Included in Brown’s plan is the downgrading of the Cabinet-level California Technology Agency, and its consolidation into a new Operations Agency along with other “administrative services programs” like procurement, fleet operations and administrative law – hardly a grouping of the state’s strategic arsenal for reinventing and rightsizing government.

Thus, it’s troubling that the government, especially in the State of California would look upon its IT investment as simply other “administrative services” in the first place. The Technology Agency oversees $3-4 billion in annual spending plus an overall IT project portfolio of another $6 billion. The new Department of technology will be ten times larger than all these other Operations Agency departments combined.

In May 2012, the usually rationale Little Hoover Commission did an about face by approving the Technology Agency downgrade after originally approving the Schwarzenegger Administration’s reorg plan establishing Agency’s cabinet status just four years ago. At that time, and in the past, the Commission has asked, “How can the State of California, home to Silicon Valley, use technology more effectively”.

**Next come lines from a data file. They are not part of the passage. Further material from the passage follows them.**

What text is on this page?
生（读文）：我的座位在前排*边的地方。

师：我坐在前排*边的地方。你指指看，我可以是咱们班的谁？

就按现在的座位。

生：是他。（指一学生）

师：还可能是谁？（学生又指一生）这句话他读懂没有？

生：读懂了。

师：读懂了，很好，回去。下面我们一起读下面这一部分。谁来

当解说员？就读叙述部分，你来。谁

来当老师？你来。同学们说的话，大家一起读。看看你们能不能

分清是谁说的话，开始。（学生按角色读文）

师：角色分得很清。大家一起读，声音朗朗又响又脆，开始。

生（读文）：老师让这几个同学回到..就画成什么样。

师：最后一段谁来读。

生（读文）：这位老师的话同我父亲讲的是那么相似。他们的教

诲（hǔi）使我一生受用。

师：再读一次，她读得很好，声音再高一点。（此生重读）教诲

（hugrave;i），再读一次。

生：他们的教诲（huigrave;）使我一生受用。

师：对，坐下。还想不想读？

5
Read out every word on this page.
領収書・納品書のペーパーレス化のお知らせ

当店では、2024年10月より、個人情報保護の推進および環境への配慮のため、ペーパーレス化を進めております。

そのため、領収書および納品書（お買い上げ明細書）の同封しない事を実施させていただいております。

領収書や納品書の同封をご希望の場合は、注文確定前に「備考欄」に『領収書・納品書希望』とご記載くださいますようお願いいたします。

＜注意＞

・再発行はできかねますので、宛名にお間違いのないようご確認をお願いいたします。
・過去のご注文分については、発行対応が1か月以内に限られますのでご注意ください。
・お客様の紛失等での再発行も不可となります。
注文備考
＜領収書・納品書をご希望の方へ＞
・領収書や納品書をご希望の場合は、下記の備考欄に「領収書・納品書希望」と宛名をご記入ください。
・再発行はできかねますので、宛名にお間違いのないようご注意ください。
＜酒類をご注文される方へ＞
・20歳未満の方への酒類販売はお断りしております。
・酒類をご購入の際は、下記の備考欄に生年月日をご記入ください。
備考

It is no small coincidence that the preponderance of recent problematic technology projects in the news share one common link: the $1.3 billion courts case management System; CalPERS $500 million computer system modernization; the Controller’s woeful, decade long, $350 million 21st Century payroll project (commonly referred to as the 22nd Century due to its implementation delays). Each one of these IT projects is outside the purview of the Technology Agency, as non-executive or constitutional offices. At a time when the Technology Agency should have greater authority over all state IT spending, this Administration wants to reverse it.

It had taken the State and three Administrations a decade and a half to organize, empower and centralize state IT operations, from what began as a small policy making office with just a few dozen staff when I was the first state CIO, loosely overseeing a decentralized State IT leviathan.  Created in 2010, the new California Technology Agency now directly oversees a consolidated operation with a workforce of a thousand employees and controls virtually every aspect of state IT spending for all 130 state departments. The Brown Administration inherited perhaps the strongest CIO governance model among all state governments in the U.S., and perhaps federal sector as well. The kind of organization whereby significant and far-reaching IT enabled efficiencies can now be thrust upon government operations at all levels.

This is hardly the time to roll back the clock. In Governor Brown’s State of the State (in January 2012), he had barely begun when he highlighted the fact that California was the birthplace and home of Apple, Intel, Hewlett-Packard, Oracle, QUALCOMM, Twitter and countless other creative companies. I suggest he query these CEO’s about the role technology plays in their organizations and whether their chief information officers have a seat on their executive leadership council. I think we all know the answer he would get.

It may be too late, as the reorganization will take place in just a few weeks unless the legislature opposes it, which has a zero chance of happening. However, making lemonade from lemons, Governor Brown still needs a Cabinet Secretary for the new Operations Agency, and the state’s multi-billion dollar technology investment requires a strong chief information officer with a seat at the table with the Governor’s Cabinet team. The current state CIO and Tech Agency Secretary, Carlos Ramos, sounds like the perfect candidate and the best of both worlds.